Upon reaching the vicinity of the spring in the ledges, Michaelovitz proposed that they rest for a little and listen to a story which Eyllen had to relate to them, but (with a woman's usual perverseness) when they were comfortably seated upon the grass she refused to begin it. Would she finish if her father began it? they asked.
No, she would not even promise to finish. If her father wished the story to be told, then he must tell it, she declared between laughing and blushing.
The old man needed no urging. He proceeded to relate the story of the discovery of her gold ledges. Of her patiently locating the ledges in the face of the fact that her strange electric instinct for minerals gave her real suffering; and of her taking him into her secret; not omitting to tell of the water witch, the talisman, and the dream, as well as her wish that Shismakoff be kept in ignorance to the last moment. It was now that Michaelovitz forced his daughter to regret that she had not herself told the tale.
He did not spare her blushes. On the contrary he bore down upon the finale of the narrative with all the vigor of a surgeon performing a serious duty, adding that she had had her wishes in the matter gratified, and she ought to be satisfied that their listener was a genuine lover, and not one seeking a wife for her possessions.
At this juncture Eyllen's poor cheeks could blush no longer. Her eyes were wet, but her lips were smiling; and Michaelovitz betook himself to the path which led to the spring, thus giving the lovers an opportunity to be alone.
Shismakoff was the first to speak.
"So this is the little one who wears the talisman," he laughed. "But it has no power to protect you from witchcraft, as I can honestly testify. See! Here in me is the proof of my story. Have you not bewitched me?" his strong arms moving tenderly around the girl's little jacket, while he covered her lips with kisses.

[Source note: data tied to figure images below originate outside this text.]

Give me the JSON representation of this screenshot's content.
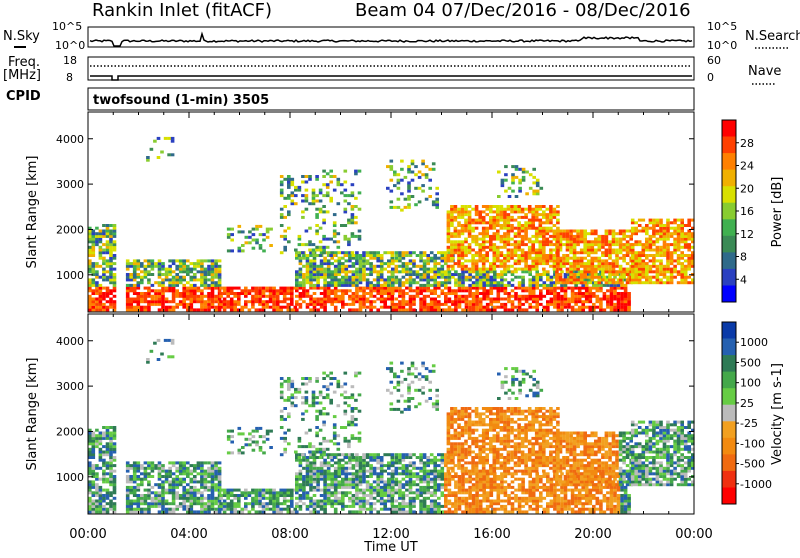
{
  "header": {
    "station_title": "Rankin Inlet (fitACF)",
    "beam_title": "Beam 04   07/Dec/2016 - 08/Dec/2016"
  },
  "top_strips": {
    "nsky_label": "N.Sky",
    "nsearch_label": "N.Search",
    "freq_label": "Freq.",
    "freq_unit": "[MHz]",
    "nave_label": "Nave",
    "cpid_label": "CPID",
    "cpid_text": "twofsound (1-min) 3505",
    "noise_ticks": [
      "10^5",
      "10^0"
    ],
    "freq_ticks": [
      "18",
      "8"
    ],
    "nave_ticks": [
      "60",
      "0"
    ]
  },
  "chart_data": [
    {
      "type": "heatmap",
      "name": "power",
      "ylabel": "Slant Range [km]",
      "colorbar_label": "Power [dB]",
      "ylim": [
        180,
        4590
      ],
      "yticks": [
        1000,
        2000,
        3000,
        4000
      ],
      "colorbar_ticks": [
        "28",
        "24",
        "20",
        "16",
        "12",
        "8",
        "4"
      ],
      "colorbar_colors": [
        "#ff0000",
        "#ff4000",
        "#ff8000",
        "#f0b000",
        "#d8e000",
        "#88cc30",
        "#40b050",
        "#3a8a55",
        "#2f6a8a",
        "#2a40c0",
        "#0000ff"
      ]
    },
    {
      "type": "heatmap",
      "name": "velocity",
      "ylabel": "Slant Range [km]",
      "colorbar_label": "Velocity [m s-1]",
      "ylim": [
        180,
        4590
      ],
      "yticks": [
        1000,
        2000,
        3000,
        4000
      ],
      "colorbar_ticks": [
        "1000",
        "500",
        "100",
        "25",
        "-25",
        "-100",
        "-500",
        "-1000"
      ],
      "colorbar_colors": [
        "#0a3aa8",
        "#2560b0",
        "#2e7a55",
        "#44a84a",
        "#66cc44",
        "#bbbbbb",
        "#f2a020",
        "#f28a10",
        "#f06a10",
        "#f03010",
        "#ff0000"
      ]
    }
  ],
  "time_axis": {
    "xlabel": "Time UT",
    "ticks": [
      "00:00",
      "04:00",
      "08:00",
      "12:00",
      "16:00",
      "20:00",
      "00:00"
    ]
  }
}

"Give the talisman to me, darling, that I may wear it until your love shall be as strong for me as is my own for Eyllen!"
Then the girl, thinking him in earnest, handed it to her lover who hung it about his neck beneath his waistcoat next to his heart. So the lovers had forgotten the ledges and the man among them, and thought only of their love and each other; the rocks, gold-laden though they were, as well as everything else, being then of secondary importance.